Apply Through Our Website: We encourage you to apply through our website for the best chance of getting noticed. It’s super easy, and you’ll be able to keep track of your application status directly. Plus, we love seeing applications come through our own platform!
How to prepare for a job interview at NVIDIA Corporation
✨Know Your Stuff
Make sure you brush up on your knowledge of compilers, deep learning frameworks, and the specific technologies mentioned in the job description. Be ready to discuss your experience with C/C++, Rust, LLVM, and MLIR, as well as any relevant projects you've worked on.
✨Showcase Your Problem-Solving Skills
Prepare to tackle some technical questions or coding challenges during the interview. Think about how you can demonstrate your analytical and debugging skills, especially in relation to performance improvements and compiler optimisations.
✨Communicate Clearly
Since collaboration is key in this role, practice explaining complex concepts in a simple way.

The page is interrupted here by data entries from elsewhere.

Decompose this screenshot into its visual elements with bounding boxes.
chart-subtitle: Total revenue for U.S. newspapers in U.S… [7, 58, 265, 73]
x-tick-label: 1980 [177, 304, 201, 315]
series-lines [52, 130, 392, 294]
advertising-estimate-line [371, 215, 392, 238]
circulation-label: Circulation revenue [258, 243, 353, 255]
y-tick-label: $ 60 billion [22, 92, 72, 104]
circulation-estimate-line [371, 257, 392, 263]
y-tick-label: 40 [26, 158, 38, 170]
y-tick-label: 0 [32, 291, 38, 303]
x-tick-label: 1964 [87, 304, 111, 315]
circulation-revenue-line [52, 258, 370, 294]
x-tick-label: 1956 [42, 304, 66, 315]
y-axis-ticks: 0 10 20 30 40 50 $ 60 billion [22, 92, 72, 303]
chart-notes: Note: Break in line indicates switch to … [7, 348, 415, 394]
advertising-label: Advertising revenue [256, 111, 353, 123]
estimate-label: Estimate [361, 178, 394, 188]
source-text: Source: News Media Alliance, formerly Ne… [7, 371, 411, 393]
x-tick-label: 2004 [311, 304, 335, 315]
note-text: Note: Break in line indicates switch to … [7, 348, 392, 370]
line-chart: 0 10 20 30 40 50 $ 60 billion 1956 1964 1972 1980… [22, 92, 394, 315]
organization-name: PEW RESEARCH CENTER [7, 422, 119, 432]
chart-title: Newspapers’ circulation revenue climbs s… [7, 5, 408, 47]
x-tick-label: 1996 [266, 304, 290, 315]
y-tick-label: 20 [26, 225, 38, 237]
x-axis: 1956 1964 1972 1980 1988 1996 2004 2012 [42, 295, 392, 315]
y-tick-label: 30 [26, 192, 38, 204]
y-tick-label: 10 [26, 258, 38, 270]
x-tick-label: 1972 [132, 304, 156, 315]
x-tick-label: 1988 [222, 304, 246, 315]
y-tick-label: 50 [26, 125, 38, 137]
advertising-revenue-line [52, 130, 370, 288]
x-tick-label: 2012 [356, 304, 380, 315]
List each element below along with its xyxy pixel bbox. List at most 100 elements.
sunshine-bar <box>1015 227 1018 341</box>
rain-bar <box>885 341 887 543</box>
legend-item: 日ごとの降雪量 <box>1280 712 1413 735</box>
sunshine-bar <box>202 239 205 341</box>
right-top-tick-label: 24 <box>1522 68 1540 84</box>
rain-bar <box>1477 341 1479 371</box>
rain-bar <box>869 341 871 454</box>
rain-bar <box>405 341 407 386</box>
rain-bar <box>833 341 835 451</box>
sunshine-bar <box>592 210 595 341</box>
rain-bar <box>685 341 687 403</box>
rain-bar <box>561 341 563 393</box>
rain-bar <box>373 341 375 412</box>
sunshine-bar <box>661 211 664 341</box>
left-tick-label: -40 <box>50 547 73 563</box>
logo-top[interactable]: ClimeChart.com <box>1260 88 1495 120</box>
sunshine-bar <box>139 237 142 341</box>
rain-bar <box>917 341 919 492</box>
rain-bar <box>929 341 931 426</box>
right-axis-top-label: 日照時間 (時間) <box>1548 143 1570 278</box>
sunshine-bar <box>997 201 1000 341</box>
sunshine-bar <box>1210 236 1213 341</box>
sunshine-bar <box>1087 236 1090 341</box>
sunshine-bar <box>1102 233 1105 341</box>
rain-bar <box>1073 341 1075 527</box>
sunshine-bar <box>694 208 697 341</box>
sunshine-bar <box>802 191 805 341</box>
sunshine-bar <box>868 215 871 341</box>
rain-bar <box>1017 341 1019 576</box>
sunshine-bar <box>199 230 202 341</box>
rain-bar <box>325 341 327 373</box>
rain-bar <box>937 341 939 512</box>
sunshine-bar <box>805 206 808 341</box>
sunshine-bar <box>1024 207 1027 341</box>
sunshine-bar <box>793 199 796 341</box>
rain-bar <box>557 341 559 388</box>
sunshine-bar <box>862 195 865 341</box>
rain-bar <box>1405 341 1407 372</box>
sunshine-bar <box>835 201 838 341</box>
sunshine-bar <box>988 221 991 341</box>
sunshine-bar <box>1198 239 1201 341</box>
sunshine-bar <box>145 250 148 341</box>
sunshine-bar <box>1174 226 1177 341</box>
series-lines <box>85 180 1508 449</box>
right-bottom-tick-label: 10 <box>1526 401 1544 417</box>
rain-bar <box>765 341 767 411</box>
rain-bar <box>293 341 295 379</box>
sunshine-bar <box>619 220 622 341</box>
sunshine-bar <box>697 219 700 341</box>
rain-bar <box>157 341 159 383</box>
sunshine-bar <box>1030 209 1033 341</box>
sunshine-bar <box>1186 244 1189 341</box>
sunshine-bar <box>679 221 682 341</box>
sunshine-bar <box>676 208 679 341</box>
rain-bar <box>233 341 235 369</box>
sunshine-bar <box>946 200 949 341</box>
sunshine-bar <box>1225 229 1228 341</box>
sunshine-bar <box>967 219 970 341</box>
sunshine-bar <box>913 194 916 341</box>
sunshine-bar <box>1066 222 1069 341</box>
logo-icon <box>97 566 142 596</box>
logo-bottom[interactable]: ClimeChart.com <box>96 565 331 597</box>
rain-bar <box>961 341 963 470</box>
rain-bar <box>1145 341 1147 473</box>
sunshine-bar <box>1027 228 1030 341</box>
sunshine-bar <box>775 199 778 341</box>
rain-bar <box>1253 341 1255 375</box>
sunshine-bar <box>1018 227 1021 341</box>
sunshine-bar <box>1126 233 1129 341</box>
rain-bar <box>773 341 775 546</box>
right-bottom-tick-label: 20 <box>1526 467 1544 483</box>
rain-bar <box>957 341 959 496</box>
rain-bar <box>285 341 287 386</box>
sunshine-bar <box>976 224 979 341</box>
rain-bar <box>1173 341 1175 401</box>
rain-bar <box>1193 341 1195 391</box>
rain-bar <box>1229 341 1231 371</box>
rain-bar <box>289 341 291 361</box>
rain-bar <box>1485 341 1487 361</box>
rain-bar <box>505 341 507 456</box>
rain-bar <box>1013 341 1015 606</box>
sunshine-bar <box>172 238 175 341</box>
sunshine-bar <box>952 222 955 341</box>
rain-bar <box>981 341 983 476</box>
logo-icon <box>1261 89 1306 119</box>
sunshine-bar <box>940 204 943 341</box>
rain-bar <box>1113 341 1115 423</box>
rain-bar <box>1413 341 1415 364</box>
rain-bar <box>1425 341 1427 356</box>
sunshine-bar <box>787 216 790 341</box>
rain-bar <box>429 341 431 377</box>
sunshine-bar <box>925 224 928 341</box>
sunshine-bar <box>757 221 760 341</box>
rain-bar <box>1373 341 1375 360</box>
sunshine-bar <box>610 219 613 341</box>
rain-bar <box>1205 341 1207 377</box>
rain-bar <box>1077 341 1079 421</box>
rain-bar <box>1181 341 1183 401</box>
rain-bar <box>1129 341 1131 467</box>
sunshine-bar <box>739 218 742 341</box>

Be prepared to discuss how you've worked with hardware architects or other teams in the past, and highlight your communication skills throughout the interview.
✨Bring Your Passion for Innovation
NVIDIA is all about pushing boundaries, so show your enthusiasm for cutting-edge technology. Talk about any innovative projects you've been involved in, especially those related to spatial processors or large-scale AI systems, and how they could relate to the role you're applying for.